Puis, sans doute pour me racheter de ce parallèle bassement scatologique et ultime mea culpa pour l'injure que ce que tu avais offert à Constantine subissait, me sont revenus en mémoire, élégie pour ton bloc des lettres et pour toi, ces vers : « exilé sur le sol au milieu des huées / Ses ailes de géant l'empêchent de marcher. » Oscar, ça nous fait un peu mal … L'architecture fini ! L'architecture ! En l'an 2015, plus d'architecture ! Et pourtant, c'était beau … Charles Baudelaire ? Tu connais ?
Il s'en est fallu de peu, Oscar …
Et puis, aussi vite qu'elle est apparue, Oscar, la murette a disparu laissant place nette, balayée même du plus petit morceau de parpaing, de la plus petite éclaboussure de ciment, comme sous l'effet d'un coup de baguette magique d'une bonne fée protectrice du bon sens, de l'histoire et des arts.

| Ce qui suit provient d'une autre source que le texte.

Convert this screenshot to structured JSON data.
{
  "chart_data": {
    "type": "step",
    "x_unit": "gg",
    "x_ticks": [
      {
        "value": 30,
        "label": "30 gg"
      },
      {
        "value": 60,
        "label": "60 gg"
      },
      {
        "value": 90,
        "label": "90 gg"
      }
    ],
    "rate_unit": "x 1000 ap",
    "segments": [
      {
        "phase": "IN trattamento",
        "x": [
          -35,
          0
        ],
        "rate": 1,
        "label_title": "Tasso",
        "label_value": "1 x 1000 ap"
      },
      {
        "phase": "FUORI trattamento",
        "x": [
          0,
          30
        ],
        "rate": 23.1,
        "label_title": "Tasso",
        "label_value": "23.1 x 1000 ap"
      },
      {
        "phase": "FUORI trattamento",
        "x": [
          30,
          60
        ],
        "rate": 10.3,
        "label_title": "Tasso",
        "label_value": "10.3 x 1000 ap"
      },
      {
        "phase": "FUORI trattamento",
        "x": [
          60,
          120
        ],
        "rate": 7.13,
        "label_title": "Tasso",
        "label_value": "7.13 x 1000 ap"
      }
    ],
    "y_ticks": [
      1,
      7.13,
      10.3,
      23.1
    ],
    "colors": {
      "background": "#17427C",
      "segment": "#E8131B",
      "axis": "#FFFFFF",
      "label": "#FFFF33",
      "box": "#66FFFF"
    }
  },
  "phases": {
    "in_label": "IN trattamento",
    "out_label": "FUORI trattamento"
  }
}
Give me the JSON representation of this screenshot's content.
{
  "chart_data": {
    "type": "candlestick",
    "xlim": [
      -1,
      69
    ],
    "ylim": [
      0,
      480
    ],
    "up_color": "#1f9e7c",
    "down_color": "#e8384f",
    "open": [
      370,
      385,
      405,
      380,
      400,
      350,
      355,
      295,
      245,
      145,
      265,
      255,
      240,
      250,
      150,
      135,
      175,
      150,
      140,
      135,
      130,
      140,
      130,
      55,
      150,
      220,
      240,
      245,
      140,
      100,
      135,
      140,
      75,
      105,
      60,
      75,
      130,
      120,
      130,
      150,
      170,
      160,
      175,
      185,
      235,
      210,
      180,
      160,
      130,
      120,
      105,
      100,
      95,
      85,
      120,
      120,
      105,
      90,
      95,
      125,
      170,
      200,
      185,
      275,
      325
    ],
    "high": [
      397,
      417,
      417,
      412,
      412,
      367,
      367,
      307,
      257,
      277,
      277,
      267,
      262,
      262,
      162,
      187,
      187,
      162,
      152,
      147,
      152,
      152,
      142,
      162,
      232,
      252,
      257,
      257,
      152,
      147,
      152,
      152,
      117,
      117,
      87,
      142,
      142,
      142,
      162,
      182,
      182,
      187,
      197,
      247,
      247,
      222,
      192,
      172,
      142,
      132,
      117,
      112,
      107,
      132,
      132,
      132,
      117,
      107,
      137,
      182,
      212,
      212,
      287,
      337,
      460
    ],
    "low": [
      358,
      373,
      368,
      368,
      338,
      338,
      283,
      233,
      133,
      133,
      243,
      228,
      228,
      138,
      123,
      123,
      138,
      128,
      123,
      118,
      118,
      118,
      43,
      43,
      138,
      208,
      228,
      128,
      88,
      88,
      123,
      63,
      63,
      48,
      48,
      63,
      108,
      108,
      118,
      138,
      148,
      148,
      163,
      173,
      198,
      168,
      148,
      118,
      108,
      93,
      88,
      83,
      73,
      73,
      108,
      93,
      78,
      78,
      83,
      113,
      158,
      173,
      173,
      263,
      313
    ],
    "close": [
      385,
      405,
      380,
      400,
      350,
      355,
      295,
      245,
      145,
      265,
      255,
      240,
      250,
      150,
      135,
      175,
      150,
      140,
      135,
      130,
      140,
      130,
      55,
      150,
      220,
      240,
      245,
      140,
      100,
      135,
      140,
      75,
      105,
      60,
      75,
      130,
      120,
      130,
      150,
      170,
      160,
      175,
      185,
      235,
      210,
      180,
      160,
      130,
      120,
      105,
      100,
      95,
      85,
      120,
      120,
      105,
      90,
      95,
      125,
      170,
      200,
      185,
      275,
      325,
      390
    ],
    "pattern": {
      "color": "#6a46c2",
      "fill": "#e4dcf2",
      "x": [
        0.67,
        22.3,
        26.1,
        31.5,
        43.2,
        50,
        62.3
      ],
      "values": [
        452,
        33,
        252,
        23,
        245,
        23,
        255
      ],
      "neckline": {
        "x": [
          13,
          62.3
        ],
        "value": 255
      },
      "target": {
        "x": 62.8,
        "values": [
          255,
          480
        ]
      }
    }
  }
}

Mais ne nous emballons pas, Oscar, car les bonnes fées, nous sommes au moins deux à ne plus y croire et ta quiétude retrouvée (ou presque), tu la dois vraisemblablement à une personne d'autorité mais aussi et surtout de culture et de bon sens … A moins bien sûr que dans les jours qui suivent, les quatre climatiseurs, répugnantes verrues qui dénaturent la façade de béton du bloc des lettres et suinteront du pus de leurs eaux sur le trottoir qui le longe dès le retour des beaux jours et tout au long des grandes chaleurs, venaient eux aussi à disparaître, tout comme, pour faire place nette, cet hideux fer forgé qui ne protège rien à quoi servent les gardes universitaires et autres agents de sécurité et jure avec justement l'idée même de ton architecture.
Alors, Oscar, tu pourras à nouveau vraiment reposer en paix et je ne sais pas pour toi mais moi, je me remettrais à croire aux fées.
* Professeur au département des Lettres et Langue Anglaise, Faculté des lettres et Langues, Université Mentouri de Constantine.